2.            Putusan Pengadilan Tinggi Tata Usaha Negara No.. 04 / Bdg / G/PL/P.TUN/Tbn/1994, kedua putusan Peradilan Tata Usaha Negara di atas obyek sengketanya adalah pembatalan sertifikat hak milik No. 2398 atas nama Koko Gunawan Thamrin. Kedua putusan tersebut telah berkekuatan tetap.
3.            Di samping kedua putusan tersebut di atas, ada putusan lain yaitu, putusan Pengadilan Tata Usaha Negara No.15 / P.TUN / G / Sby / 1995 / TN, dengan obyek sengketa berupa pembatalan Surat Badan Pertanahan Nasional Kabupaten Tuban No. 570 / 2619 / 1995, tanggal 24 April 1995.
         Peraturan Hak Milik Atas Tanah
            Peraturan-peraturan yang digunakan sebagai dasar hukum dalam penulisan skripsi ini adalah sebagai berikut :
1.      Pasal 1459 KUH Perdata yang berbunyi:
         “Hak milik atas nama baru beralih pada pembelinya dilakukan apa yang disebut penyerahan Yuridis”.
2.      Pasal 13 (2) HIR yang menyatakan :
         “Perselisihan kecil-kecil yang semata-mata hanya kepentingan penduduk Indonesia, hendaklah didamaikan dengan mufakat oleh orang-orang tua di desa itu”
3.      Pasal 19 (1) Undang-Undang Pokok agraria yang berbunyi:
         “Untuk menjamin kepastian hukum oleh pemerintah diadakan pendaftaran tanah diseluruh wilayah Republik Indonesia menurut ketentuan yang di atur dengan peraturan pemerintah”.
4.      Pasal 19 (2) c Undang-Undang Pokok Agraria yang berbunyi:
         “Pemberian surat-surat tanda bukti hak, yang berlaku sebagai alat pembuktian yang kuat”.
5.      Pasal 21 Undang-Undang Pokok Agraria yang berbunyi:
         “Yang dapat mempunyai hak atas tanah secara penuh dan luas (semua macam hak) adalah Warga Indonesia”.
6.      Penjelasan umum Undang-undang Nomor. 20 Tahun 1961 yang berbunyi :
         “Pada asasnya maka jika diperlukan tanah dan atau benda lainnya kepunyaan orang lain untuk suatu keperluan haruslah lebih dulu diusahakan agar tanah itu dapat diperoleh dengan persetujuan yang empunya, misalnya atas dasar jual beli, tukar menukar atau lain sebagainya”.

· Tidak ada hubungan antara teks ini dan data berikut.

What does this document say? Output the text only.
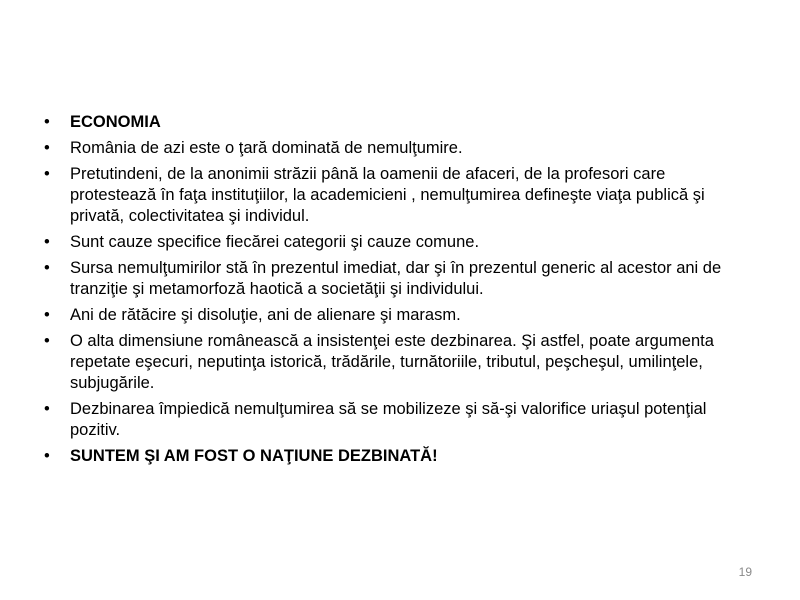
•	ECONOMIA
•	România de azi este o ţară dominată de nemulţumire.
•	Pretutindeni, de la anonimii străzii până la oamenii de afaceri, de la profesori care protestează în faţa instituţiilor, la academicieni , nemulţumirea defineşte viaţa publică şi privată, colectivitatea şi individul.
•	Sunt cauze specifice fiecărei categorii şi cauze comune.
•	Sursa nemulţumirilor stă în prezentul imediat, dar şi în prezentul generic al acestor ani de tranziţie şi metamorfoză haotică a societăţii şi individului.
•	Ani de rătăcire şi disoluţie, ani de alienare şi marasm.
•	O alta dimensiune românească a insistenţei este dezbinarea. Şi astfel, poate argumenta repetate eşecuri, neputinţa istorică, trădările, turnătoriile, tributul, peşcheşul, umilinţele, subjugările.
•	Dezbinarea împiedică nemulţumirea să se mobilizeze şi să-şi valorifice uriaşul potenţial pozitiv.
•	SUNTEM ŞI AM FOST O NAŢIUNE DEZBINATĂ!
19
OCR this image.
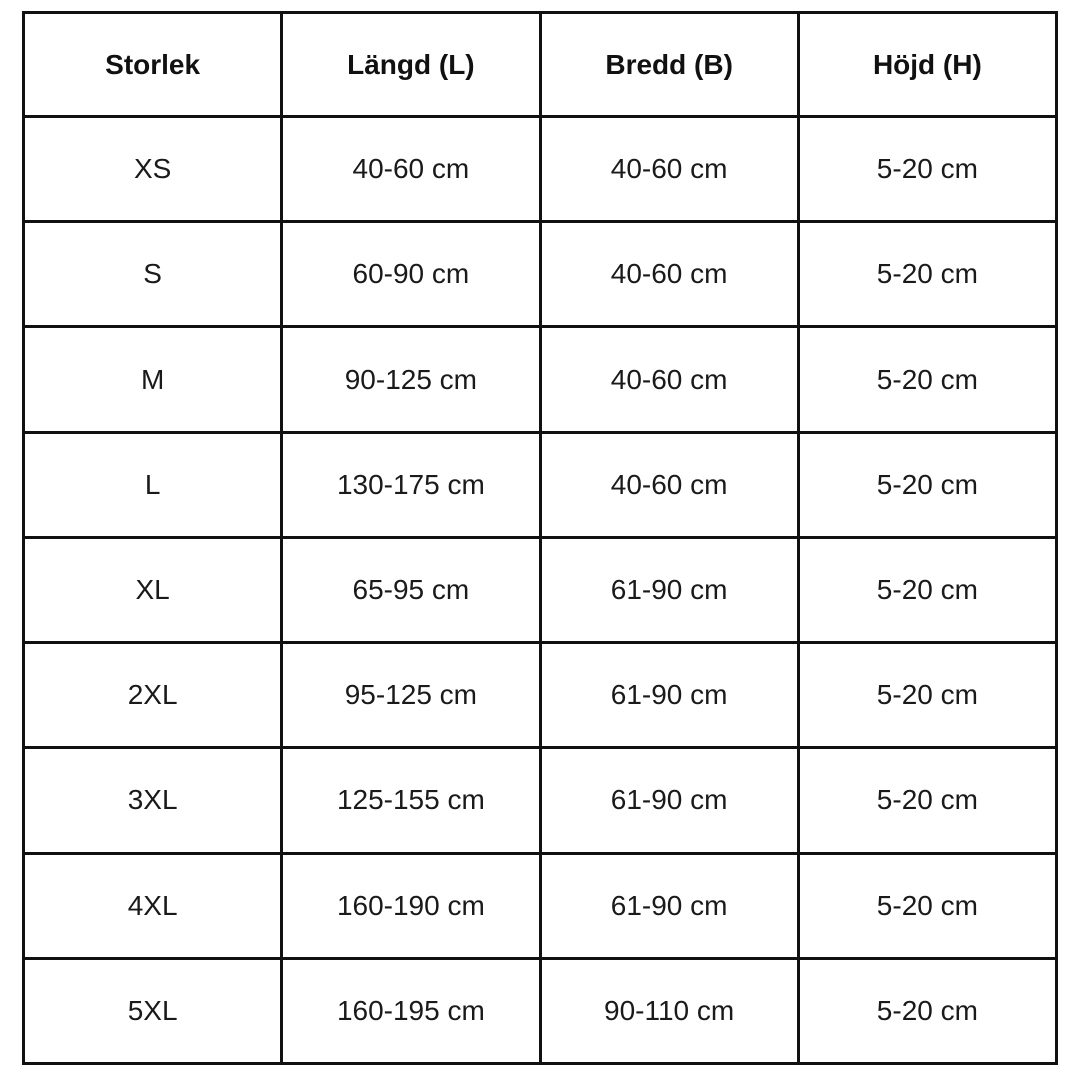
Storlek	Längd (L)	Bredd (B)	Höjd (H)
XS	40-60 cm	40-60 cm	5-20 cm
S	60-90 cm	40-60 cm	5-20 cm
M	90-125 cm	40-60 cm	5-20 cm
L	130-175 cm	40-60 cm	5-20 cm
XL	65-95 cm	61-90 cm	5-20 cm
2XL	95-125 cm	61-90 cm	5-20 cm
3XL	125-155 cm	61-90 cm	5-20 cm
4XL	160-190 cm	61-90 cm	5-20 cm
5XL	160-195 cm	90-110 cm	5-20 cm
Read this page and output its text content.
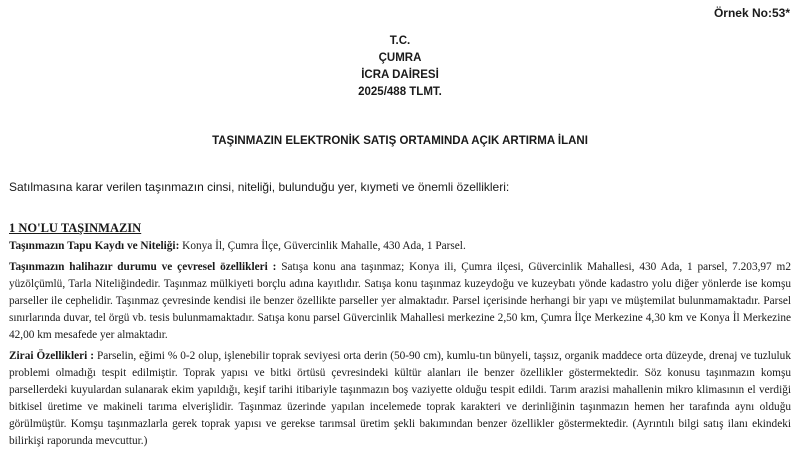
Örnek No:53*
T.C.
ÇUMRA
İCRA DAİRESİ
2025/488 TLMT.
TAŞINMAZIN ELEKTRONİK SATIŞ ORTAMINDA AÇIK ARTIRMA İLANI
Satılmasına karar verilen taşınmazın cinsi, niteliği, bulunduğu yer, kıymeti ve önemli özellikleri:
1 NO'LU TAŞINMAZIN
Taşınmazın Tapu Kaydı ve Niteliği: Konya İl, Çumra İlçe, Güvercinlik Mahalle, 430 Ada, 1 Parsel.
Taşınmazın halihazır durumu ve çevresel özellikleri : Satışa konu ana taşınmaz; Konya ili, Çumra ilçesi, Güvercinlik Mahallesi, 430 Ada, 1 parsel, 7.203,97 m2 yüzölçümlü, Tarla Niteliğindedir. Taşınmaz mülkiyeti borçlu adına kayıtlıdır. Satışa konu taşınmaz kuzeydoğu ve kuzeybatı yönde kadastro yolu diğer yönlerde ise komşu parseller ile cephelidir. Taşınmaz çevresinde kendisi ile benzer özellikte parseller yer almaktadır. Parsel içerisinde herhangi bir yapı ve müştemilat bulunmamaktadır. Parsel sınırlarında duvar, tel örgü vb. tesis bulunmamaktadır. Satışa konu parsel Güvercinlik Mahallesi merkezine 2,50 km, Çumra İlçe Merkezine 4,30 km ve Konya İl Merkezine 42,00 km mesafede yer almaktadır.
Zirai Özellikleri : Parselin, eğimi % 0-2 olup, işlenebilir toprak seviyesi orta derin (50-90 cm), kumlu-tın bünyeli, taşsız, organik maddece orta düzeyde, drenaj ve tuzluluk problemi olmadığı tespit edilmiştir. Toprak yapısı ve bitki örtüsü çevresindeki kültür alanları ile benzer özellikler göstermektedir. Söz konusu taşınmazın komşu parsellerdeki kuyulardan sulanarak ekim yapıldığı, keşif tarihi itibariyle taşınmazın boş vaziyette olduğu tespit edildi. Tarım arazisi mahallenin mikro klimasının el verdiği bitkisel üretime ve makineli tarıma elverişlidir. Taşınmaz üzerinde yapılan incelemede toprak karakteri ve derinliğinin taşınmazın hemen her tarafında aynı olduğu görülmüştür. Komşu taşınmazlarla gerek toprak yapısı ve gerekse tarımsal üretim şekli bakımından benzer özellikler göstermektedir. (Ayrıntılı bilgi satış ilanı ekindeki bilirkişi raporunda mevcuttur.)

7.      Pasal 2 Peraturan Pemerintah Nomor 24 Tahun 1997 yang berbunyi:
         “Pendaftaran tanah dilaksanakan berdasarkan asas sederhana, aman, terjangkau, mutakhir dan terbuka”.
8.      Pasal 32 ayat (1) Peraturan Pemerintah Nomor 24 Tahun 1997 yang berbunyi:
         “Sertifikat merupakan surat tanda bukti hak yang berlaku sebagai alat pembuktian yang kuat mengenai data fisik dan data yuridis yang termuat di dalamnya, sepanjang data fisik dan data yuridis tersebut sesuai dengan data yang ada dalam surat ukur dan buku tanah yang bersangkutan”.
1.            Peraturan Menteri Negara Agraria/Kepala Badan Pertanahan Nasional Nomor 9 tahun 1999 tentang tata cara pemberian dan pembatalan hak atas tanah negara dan hak pengelolaan.
C.    Pendaftaran Tanah
a.      Pengertian Pendaftaran Tanah                         Dalam pasal 1 ayat 1 Peraturan Pemerintah Nomor 24 Tahun 1997 disebutkan bahwa pendaftaran tanah adalah rangkaian kegiatan yang dilakukan oleh pemerintah secara terus menerus, berkesinambungan dan teratur, meliputi pengumpulan, pengelolaan, pembukuan dan penyajian serta pemeliharaan data fisik dan data yuridis, dalam bentuk peta dan daftar, mengenai bidang-bidang tanah dan satuan-satuan rumah susun, termasuk pemberian surat tanda bukti haknya bagi bidang-bidang tanah yang sudah ada haknya dan hak milik atas satuan rumah susun serta hak-hak tertentu yang membebaninya.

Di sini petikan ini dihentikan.